6. Another objection of the learned Counsel is that the burden of proof has been wrongfully thrown on his client to show that he came within exceptions 8 and 9 of Section 499, Indian Penal Code. Apart from authorities, L feel no doubt that the procedure adopted by the Courts below is perfectly correct, having regard to the language of the Indian Penal Code. Section 499 says: whoever by words, either spoken etc...makes or publishes any imputation.., is said, except in the cases hereinafter excepted, to defame that person,' If we turn to exception 8 of the section, it is therein stated: It is not defamation to prefer in good faith an accusation against any person to any of those who have lawful authority over that person.... 'The two ingredients to be established are the preferring of a complaint in good faith and preferring it to a person who has authority over the person complained against. Both these ingredients should be affirmatively established by the person who wants to bring himself, within exception 8, and that is what Section 105 of the Evidence Act lays down.

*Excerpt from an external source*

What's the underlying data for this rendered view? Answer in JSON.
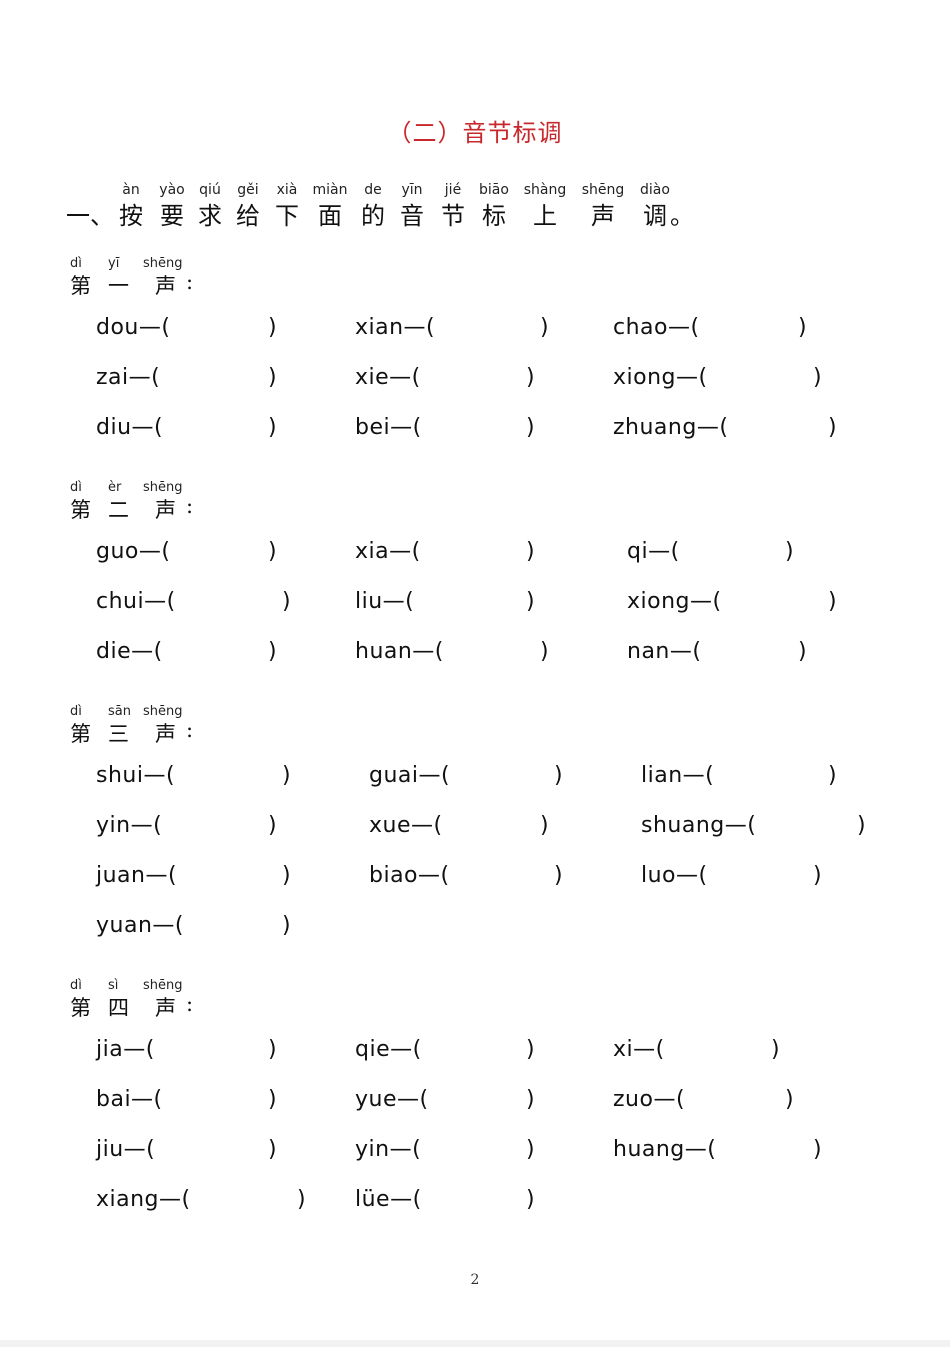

7. Apart from the authorities, there can, therefore, be no doubt upon that matter: The learned Counsel for the petitioner relies very strongly upon a decision of Muttusami Aiyer and Shephard, JJ. in Venkatanarasimha v. Kotayya 12 M.k 374. In the first place, the observations of the learned Judges in that case refer to a suit in a Civil Court for damages. In the second place, the learned Judges found that the occasion for writing the petition was a privileged one. The occasion was this: the Magistrate had gone to the place where the accused were residing to enquire into certain charges against the Village Munsif, and the accused who were the ryots of the village preferred a petition to him on the spot. The learned Judges held that the occasion was privileged. It is for the party who says that the petition is defamatory to show that the privilege has been exceeded. That I take to be the ratio decidendi of the decision in Venkala Narasimha v. Kotayya 12 M.k 374. The learned Judges had not to deal with the construction of Section 499. This decision is no authority for a case under the Indian Penal Code. I am, therefore, of opinion that the Courts below are right in holding that the charge against the 2nd accused has been made out. 1 sustain the conviction so far as the 2nd accused is concerned and dismiss his petition.